En France, la pêche côtière et artisanale représente 80 % de la flottille. Il y a là des marins-pêcheurs qui connaissent leur environnement et ont intérêt, parce qu’ils sont ancrés dans leur territoire, à préserver la ressource pour demain. Ils possèdent un savoir-faire et sont porteurs de solutions pour une pêche durable.
Il faut cependant instaurer un climat de confiance, disposer de constats scientifiques réellement partagés et mettre fin à une approche annuelle qui prive de toute visibilité.
S’agissant de la confiance – et je m’adresse ici à nos collègues du groupe écologiste –, était-il utile de multiplier les communiqués triomphants à la suite de la décision du Parlement européen d’entériner la réforme proposée par la Commission, ou encore d’accuser les eurodéputés socialistes et UMP français qui ne l’ont pas votée et le Gouvernement de mener un combat d’arrière-garde ?

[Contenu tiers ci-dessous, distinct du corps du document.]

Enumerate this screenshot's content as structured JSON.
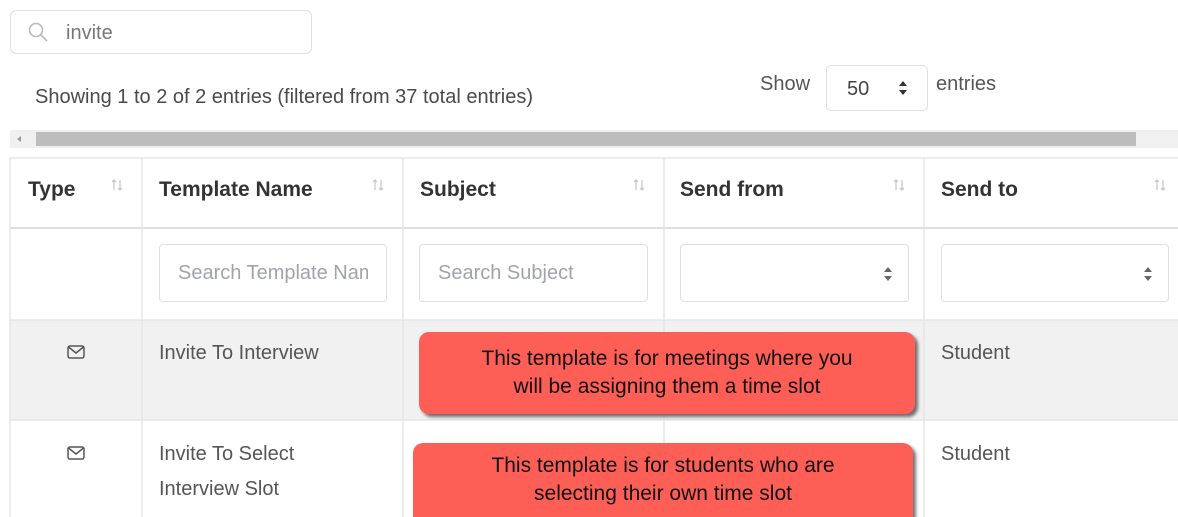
{
  "search": {
    "value": "invite",
    "icon": "search-icon"
  },
  "info": "Showing 1 to 2 of 2 entries (filtered from 37 total entries)",
  "length": {
    "show_label": "Show",
    "value": "50",
    "entries_label": "entries"
  },
  "columns": [
    {
      "label": "Type"
    },
    {
      "label": "Template Name"
    },
    {
      "label": "Subject"
    },
    {
      "label": "Send from"
    },
    {
      "label": "Send to"
    }
  ],
  "filters": {
    "template_name_placeholder": "Search Template Name",
    "subject_placeholder": "Search Subject"
  },
  "rows": [
    {
      "type_icon": "envelope-icon",
      "template_name": "Invite To Interview",
      "send_to": "Student"
    },
    {
      "type_icon": "envelope-icon",
      "template_name_line1": "Invite To Select",
      "template_name_line2": "Interview Slot",
      "send_to": "Student"
    }
  ],
  "callouts": [
    {
      "line1": "This template is for meetings where you",
      "line2": "will be assigning them a time slot"
    },
    {
      "line1": "This template is for students who are",
      "line2": "selecting their own time slot"
    }
  ],
  "colors": {
    "callout": "#fd5f57",
    "row_highlight": "#f1f1f1",
    "border": "#dcdfe3"
  }
}
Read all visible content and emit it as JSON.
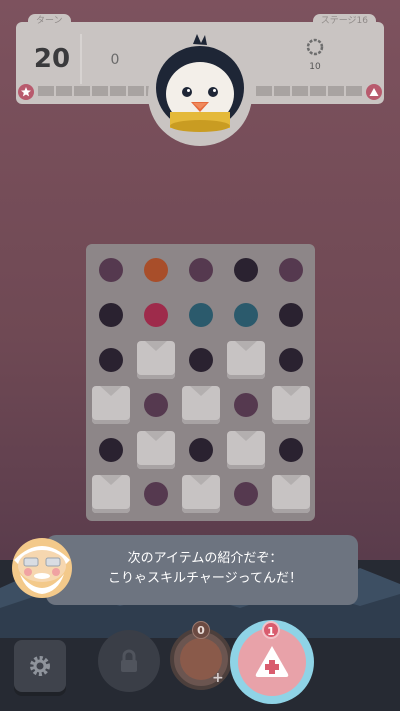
{
  "header": {
    "turn_label": "ターン",
    "turns_left": "20",
    "score": "0",
    "stage_label": "ステージ16",
    "stage_count": "10"
  },
  "dialog": {
    "line1": "次のアイテムの紹介だぞ：",
    "line2": "こりゃスキルチャージってんだ！"
  },
  "items": {
    "item_a_count": "0",
    "item_b_count": "1"
  },
  "colors": {
    "dot_purple": "#55394f",
    "dot_orange": "#a84e2a",
    "dot_dark": "#2a2230",
    "dot_red": "#9e2b4b",
    "dot_teal": "#2b5a6c"
  }
}
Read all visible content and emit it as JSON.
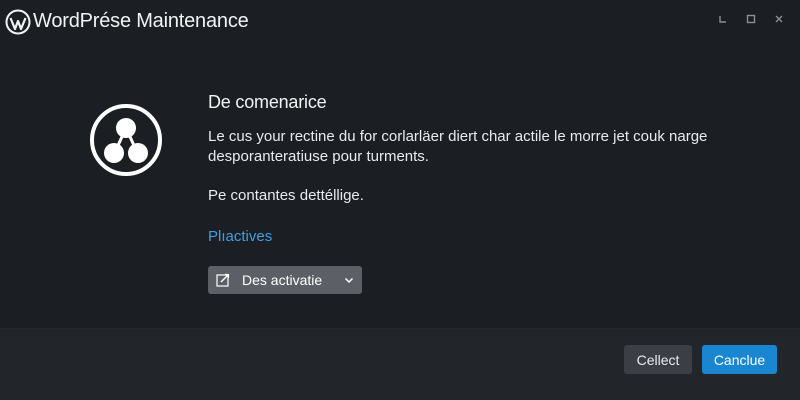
{
  "window": {
    "title": "WordPrése Maintenance",
    "logo_icon": "wordpress-logo-icon",
    "controls": [
      "minimize-icon",
      "maximize-icon",
      "close-icon"
    ]
  },
  "dialog": {
    "icon": "share-nodes-icon",
    "heading": "De comenarice",
    "body": "Le cus your rectine du for corlarläer diert char actile le morre jet couk narge desporanteratiuse pour turments.",
    "note": "Pe contantes dettéllige.",
    "link_label": "Plıactives",
    "dropdown": {
      "icon": "edit-icon",
      "selected": "Des activatie",
      "chevron_icon": "chevron-down-icon"
    }
  },
  "footer": {
    "secondary_label": "Cellect",
    "primary_label": "Canclue"
  },
  "colors": {
    "background": "#1b1e23",
    "footer": "#222529",
    "link": "#3e9ee3",
    "primary_button": "#1a86d1",
    "secondary_button": "#3b3f45",
    "dropdown": "#5c6066"
  }
}
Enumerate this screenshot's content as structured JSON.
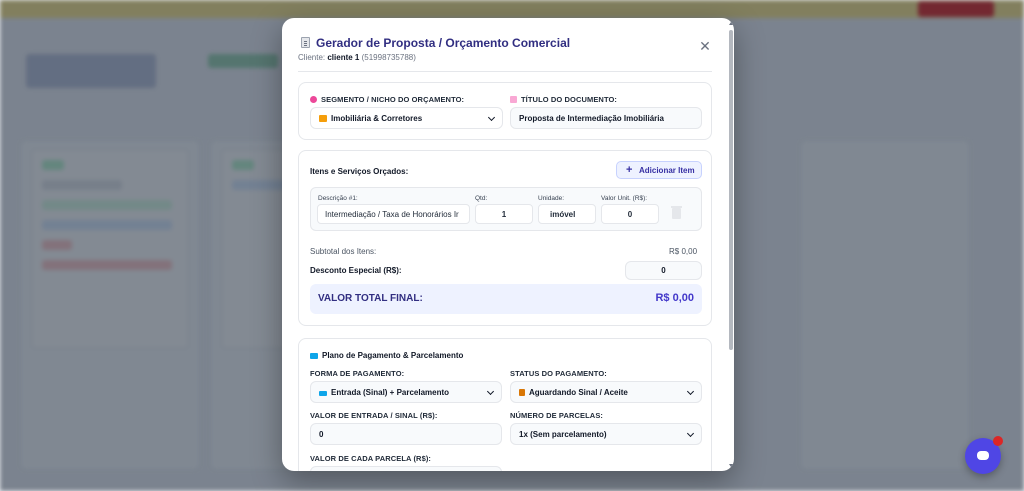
{
  "modal": {
    "title": "Gerador de Proposta / Orçamento Comercial",
    "client_label": "Cliente:",
    "client_name": "cliente 1",
    "client_phone": "(51998735788)",
    "close_symbol": "✕"
  },
  "segment": {
    "segment_label": "SEGMENTO / NICHO DO ORÇAMENTO:",
    "segment_value": "Imobiliária & Corretores",
    "title_label": "TÍTULO DO DOCUMENTO:",
    "title_value": "Proposta de Intermediação Imobiliária"
  },
  "items": {
    "section_title": "Itens e Serviços Orçados:",
    "add_button": "Adicionar Item",
    "add_symbol": "+",
    "desc_label": "Descrição #1:",
    "qty_label": "Qtd:",
    "unit_label": "Unidade:",
    "price_label": "Valor Unit. (R$):",
    "desc_value": "Intermediação / Taxa de Honorários Ir",
    "qty_value": "1",
    "unit_value": "imóvel",
    "price_value": "0",
    "subtotal_label": "Subtotal dos Itens:",
    "subtotal_value": "R$ 0,00",
    "discount_label": "Desconto Especial (R$):",
    "discount_value": "0",
    "total_label": "VALOR TOTAL FINAL:",
    "total_value": "R$ 0,00"
  },
  "payment": {
    "section_title": "Plano de Pagamento & Parcelamento",
    "form_label": "FORMA DE PAGAMENTO:",
    "form_value": "Entrada (Sinal) + Parcelamento",
    "status_label": "STATUS DO PAGAMENTO:",
    "status_value": "Aguardando Sinal / Aceite",
    "entry_label": "VALOR DE ENTRADA / SINAL (R$):",
    "entry_value": "0",
    "installments_label": "NÚMERO DE PARCELAS:",
    "installments_value": "1x (Sem parcelamento)",
    "installment_value_label": "VALOR DE CADA PARCELA (R$):"
  },
  "colors": {
    "accent": "#4338ca",
    "title": "#312e81",
    "overlay": "#1e293b"
  }
}
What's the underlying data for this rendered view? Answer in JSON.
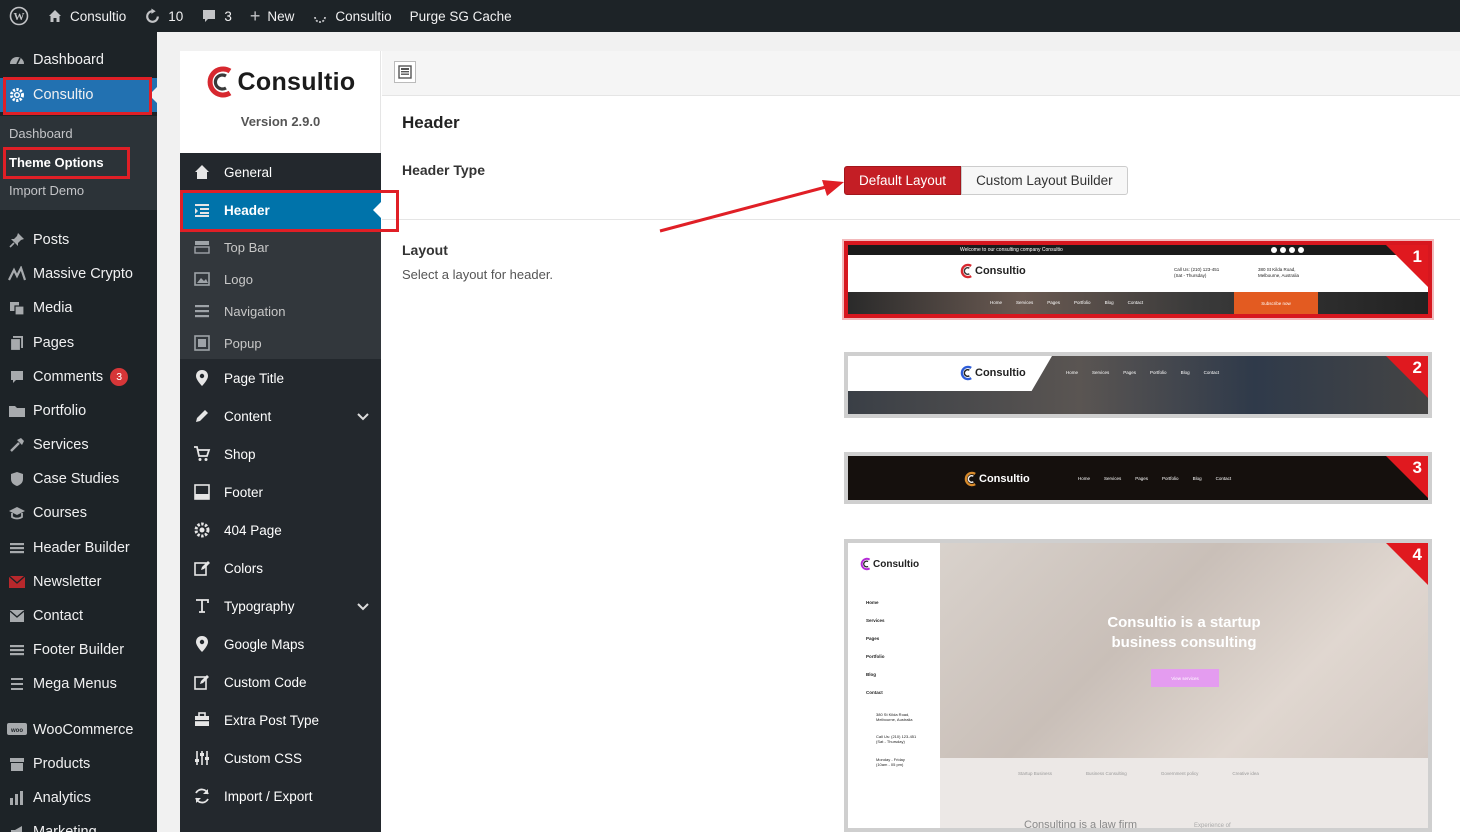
{
  "admin_bar": {
    "site_name": "Consultio",
    "updates_count": "10",
    "comments_count": "3",
    "new_label": "New",
    "theme_label": "Consultio",
    "purge_label": "Purge SG Cache"
  },
  "admin_menu": {
    "items_top": [
      {
        "label": "Dashboard",
        "icon": "dashboard-icon"
      },
      {
        "label": "Consultio",
        "icon": "gear-icon"
      }
    ],
    "consultio_submenu": [
      "Dashboard",
      "Theme Options",
      "Import Demo"
    ],
    "items": [
      {
        "label": "Posts",
        "icon": "pin-icon"
      },
      {
        "label": "Massive Crypto",
        "icon": "chart-icon"
      },
      {
        "label": "Media",
        "icon": "media-icon"
      },
      {
        "label": "Pages",
        "icon": "pages-icon"
      },
      {
        "label": "Comments",
        "icon": "comment-icon",
        "badge": "3"
      },
      {
        "label": "Portfolio",
        "icon": "folder-icon"
      },
      {
        "label": "Services",
        "icon": "hammer-icon"
      },
      {
        "label": "Case Studies",
        "icon": "shield-icon"
      },
      {
        "label": "Courses",
        "icon": "graduation-icon"
      },
      {
        "label": "Header Builder",
        "icon": "list-icon"
      },
      {
        "label": "Newsletter",
        "icon": "envelope-icon"
      },
      {
        "label": "Contact",
        "icon": "mail-icon"
      },
      {
        "label": "Footer Builder",
        "icon": "list-icon"
      },
      {
        "label": "Mega Menus",
        "icon": "menu-icon"
      },
      {
        "label": "WooCommerce",
        "icon": "woo-icon"
      },
      {
        "label": "Products",
        "icon": "archive-icon"
      },
      {
        "label": "Analytics",
        "icon": "bar-chart-icon"
      },
      {
        "label": "Marketing",
        "icon": "megaphone-icon"
      }
    ]
  },
  "panel": {
    "logo_text": "Consultio",
    "version": "Version 2.9.0",
    "nav": [
      {
        "label": "General",
        "icon": "home-icon"
      },
      {
        "label": "Header",
        "icon": "header-icon"
      },
      {
        "label": "Top Bar",
        "icon": "topbar-icon"
      },
      {
        "label": "Logo",
        "icon": "image-icon"
      },
      {
        "label": "Navigation",
        "icon": "menu-icon"
      },
      {
        "label": "Popup",
        "icon": "popup-icon"
      },
      {
        "label": "Page Title",
        "icon": "location-icon"
      },
      {
        "label": "Content",
        "icon": "pencil-icon"
      },
      {
        "label": "Shop",
        "icon": "cart-icon"
      },
      {
        "label": "Footer",
        "icon": "footer-icon"
      },
      {
        "label": "404 Page",
        "icon": "cog-icon"
      },
      {
        "label": "Colors",
        "icon": "edit-icon"
      },
      {
        "label": "Typography",
        "icon": "text-icon"
      },
      {
        "label": "Google Maps",
        "icon": "location-icon"
      },
      {
        "label": "Custom Code",
        "icon": "code-edit-icon"
      },
      {
        "label": "Extra Post Type",
        "icon": "briefcase-icon"
      },
      {
        "label": "Custom CSS",
        "icon": "sliders-icon"
      },
      {
        "label": "Import / Export",
        "icon": "refresh-icon"
      }
    ],
    "section_title": "Header",
    "header_type_label": "Header Type",
    "header_type_options": [
      "Default Layout",
      "Custom Layout Builder"
    ],
    "header_type_selected": "Default Layout",
    "layout_label": "Layout",
    "layout_desc": "Select a layout for header.",
    "layouts": [
      {
        "number": "1",
        "selected": true
      },
      {
        "number": "2",
        "selected": false
      },
      {
        "number": "3",
        "selected": false
      },
      {
        "number": "4",
        "selected": false
      }
    ],
    "preview_texts": {
      "topbar": "Welcome to our consulting company Consultio",
      "call": "Call Us: (210) 123-451",
      "call_sub": "(Sat - Thursday)",
      "address": "380 St Kilda Road,",
      "address_sub": "Melbourne, Australia",
      "menu": [
        "Home",
        "Services",
        "Pages",
        "Portfolio",
        "Blog",
        "Contact"
      ],
      "subscribe": "Subscribe now",
      "hero": "Consultio is a startup business consulting",
      "view_services": "View services",
      "hours": "Monday - Friday",
      "hours_sub": "(10am - 05 pm)",
      "features": [
        "Startup Business",
        "Business Consulting",
        "Government policy",
        "Creative idea"
      ],
      "bottom": "Consulting is a law firm",
      "bottom2": "Experience of"
    }
  },
  "colors": {
    "accent": "#c41e25",
    "wp_blue": "#2271b1",
    "highlight": "#e01f26"
  }
}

Il n’y a pas d’un côté les amis des poissons et de l’autre les amis des pêcheurs ! On peut défendre une vision de la pêche qui prenne en compte à la fois l’aspect environnemental, certes fondamental, et les facteurs économiques et sociaux, tout aussi essentiels.
J’en viens au projet de réforme de la politique commune de la pêche, PCP. Un accord quasi général s’est fait en faveur de l’abandon de la généralisation des concessions de pêche transférables. Nous ne pouvons que soutenir cette position, car la généralisation des CPT favoriserait une gestion spéculative de la ressource halieutique et la concentration des entreprises, au détriment des professionnels qui pratiquent la pêche artisanale.
S’agissant de la mise en œuvre du rendement maximal durable, la position du Parlement européen paraît irréaliste et méconnaît la diversité des situations.
En Méditerranée, la collecte de données fiables, nécessaire pour la bonne mise en œuvre du RMD, semble déjà compromise : non seulement les zones de pêche internationales se superposent, mais, de surcroît, les pêcheries mixtes y constituent la règle. Les stocks ne sont bien connus que pour trois espèces – le thon rouge, le merlu et le rouget-barbet – sur plus de soixante-cinq espèces exploitées.
Monsieur le ministre, il faut des mesures d’accompagnement et des délais raisonnables.
Que dire de l’interdiction des rejets en mer et du calendrier restreint – 2014 à 2017 – de son application progressive ? Le Gouvernement s’est résolu à en accepter le principe, mais il eût été plus approprié de faire porter l’effort sur la sélectivité, quitte à prononcer une interdiction stricte si aucun progrès n’était réalisé ; les pêcheurs le comprennent bien d’ailleurs.
En outre, la profusion de petits ports dans le bassin méditerranéen rend nécessaire l’aménagement de structures de collecte. Or il semble qu’aucune aide n’ait été prévue pour leur construction.
Pis, l’objectif « zéro rejet » va pouvoir alimenter une filière de farines animales que la France rejette.